Appellante heeft in hoger beroep haar standpunt herhaald dat haar psychische beperkingen worden onderschat en dat ten onrechte haar privé‑situatie buiten beschouwing wordt gelaten.
3.2.
Het Uwv heeft bevestiging van de aangevallen uitspraak bepleit.
4. De Raad komt tot de volgende beoordeling.
4.1.
De gronden die appellante heeft aangevoerd in hoger beroep zijn een herhaling van de gronden van het beroep bij de rechtbank. De rechtbank heeft in de aangevallen uitspraak deze gronden besproken en is tot het oordeel gekomen dat deze niet kunnen slagen. Appellante heeft niet onderbouwd waarom zij de overwegingen, zoals weergegeven in de aangevallen uitspraak, niet juist acht. De Raad onderschrijft het oordeel van de rechtbank en de overwegingen die aan dat oordeel ten grondslag zijn gelegd. De Raad voegt daaraan toe dat voor zover appellante heeft bedoeld dat zij niet kan werken omdat zij dit niet kan combineren met de zorg voor haar kinderen, het Uwv in het verweerschrift er terecht op heeft gewezen dat volgens vaste rechtspraak van de Raad (bijvoorbeeld de uitspraak van 25 mei 2016, ECLI:NL:CRVB:2016:1942) zorg voor huishouden en kinderen bij een beoordeling als hier aan de orde buiten beschouwing moeten blijven.
4.2.
Uit 4.1 volgt dat het hoger beroep niet slaagt en de aangevallen uitspraak moet worden bevestigd.
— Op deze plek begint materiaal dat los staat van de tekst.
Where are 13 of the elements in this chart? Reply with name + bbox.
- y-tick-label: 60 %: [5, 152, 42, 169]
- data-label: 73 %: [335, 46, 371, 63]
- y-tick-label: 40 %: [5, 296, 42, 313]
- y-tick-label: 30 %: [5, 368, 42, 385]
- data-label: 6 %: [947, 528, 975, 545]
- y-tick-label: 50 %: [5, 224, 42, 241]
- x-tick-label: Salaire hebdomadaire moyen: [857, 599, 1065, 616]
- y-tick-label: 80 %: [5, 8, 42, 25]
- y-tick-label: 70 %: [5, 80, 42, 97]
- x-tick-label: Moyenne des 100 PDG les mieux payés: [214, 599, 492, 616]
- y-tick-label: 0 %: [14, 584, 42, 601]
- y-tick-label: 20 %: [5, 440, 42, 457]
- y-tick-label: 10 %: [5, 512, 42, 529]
5. Voor een proceskostenveroordeling bestaat geen aanleiding.

BESLISSING

De Centrale Raad van Beroep bevestigt de aangevallen uitspraak.
Deze uitspraak is gedaan door J.S. van der Kolk, in tegenwoordigheid van J.R. Trox als griffier. De beslissing is uitgesproken in het openbaar op 3 oktober 2018.